# Bigfost PB big cat fish on a whiting fillet



## shadslinger (Aug 21, 2005)

Jim, the "Bigfost" came and went cat fish drifting with me for trophy blue cats today. We have had it planned for a while and conditions for a big cat were just right, blowing north wind rising water and cold weather.
I introduced him to this sport a few years back and we have had some fun catching big blues. He has steadily been working his up the PB ladder and today busted 40 pounds with a 42 pound handsome blue cat fish.
It put up a real good fight too, best fight I have seen from a big cat in a while.
We caught three trophy blue cats on rod and reel, 42 pounds(42"), 23 ponds(35"), and 20 pounds(32"), all fish were released. 

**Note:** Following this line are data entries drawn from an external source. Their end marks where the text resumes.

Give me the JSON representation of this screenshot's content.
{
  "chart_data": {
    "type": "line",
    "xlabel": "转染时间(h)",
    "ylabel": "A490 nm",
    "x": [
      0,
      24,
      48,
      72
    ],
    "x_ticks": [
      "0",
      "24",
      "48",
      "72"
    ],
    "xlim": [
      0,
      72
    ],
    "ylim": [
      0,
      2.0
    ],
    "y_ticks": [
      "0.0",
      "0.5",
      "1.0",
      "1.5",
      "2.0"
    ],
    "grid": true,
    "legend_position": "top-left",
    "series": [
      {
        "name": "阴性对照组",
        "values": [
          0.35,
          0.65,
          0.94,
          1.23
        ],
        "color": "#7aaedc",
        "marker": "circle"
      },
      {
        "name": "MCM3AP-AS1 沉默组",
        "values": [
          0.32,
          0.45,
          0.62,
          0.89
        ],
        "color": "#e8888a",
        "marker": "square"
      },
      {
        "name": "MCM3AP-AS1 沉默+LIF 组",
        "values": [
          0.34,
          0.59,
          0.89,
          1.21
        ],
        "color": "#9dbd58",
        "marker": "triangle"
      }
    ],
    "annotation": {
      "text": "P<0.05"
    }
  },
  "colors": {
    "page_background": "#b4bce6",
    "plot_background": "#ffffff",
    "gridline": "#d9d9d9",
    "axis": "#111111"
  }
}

And all were caught on whiting,....the best bait! Jim brought me a couple of sacks of it and it worked good, just a whole side fillet on a 9/0 cat fish circle hook.

Congrats to Bigfost, and if you get a hankering for a big ole blue cat fish on rod and reel give me a call send me an email/PM.
It's much like surf fishing, except in a boat and your are moving, lol!


----------



## sharkchum (Feb 10, 2012)

That's a big ol' blue right there, Congratulations. I use to run limb lines in Hall's Bayou and always used croaker and whiting for bait,catfish love'em.


----------



## [email protected] (Jan 14, 2005)

Really nice fish BF.
If SS can get me on a trophy cat he can do it for anybody!
I had to read the post twice, I got confused when you mentioned the word handsome!


----------



## scrambler (May 28, 2004)

I've always said fishing for bull reds was a mental illness, using edible fish(whiting) for bait to catch fish you release.

I guess trophy catfishermen aren't right in the head either 

Nice blue cats!


----------



## shadslinger (Aug 21, 2005)

Drifting for big blues is an addiction much like surf fishing. The fish are big, they fight hard, and the time line is like surf fishing, wait, wait, wait, etc...action!


----------



## bigfost (Oct 11, 2004)

[email protected] said:


> Really nice fish BF.
> If SS can get me on a trophy cat he can do it for anybody!
> I had to read the post twice, I got confused when you mentioned the word handsome!


I can understand the confusion Oscar. I'm at least as handsome as a big ol' catfish.


----------



## WillieT (Aug 25, 2010)

Nice fish.


----------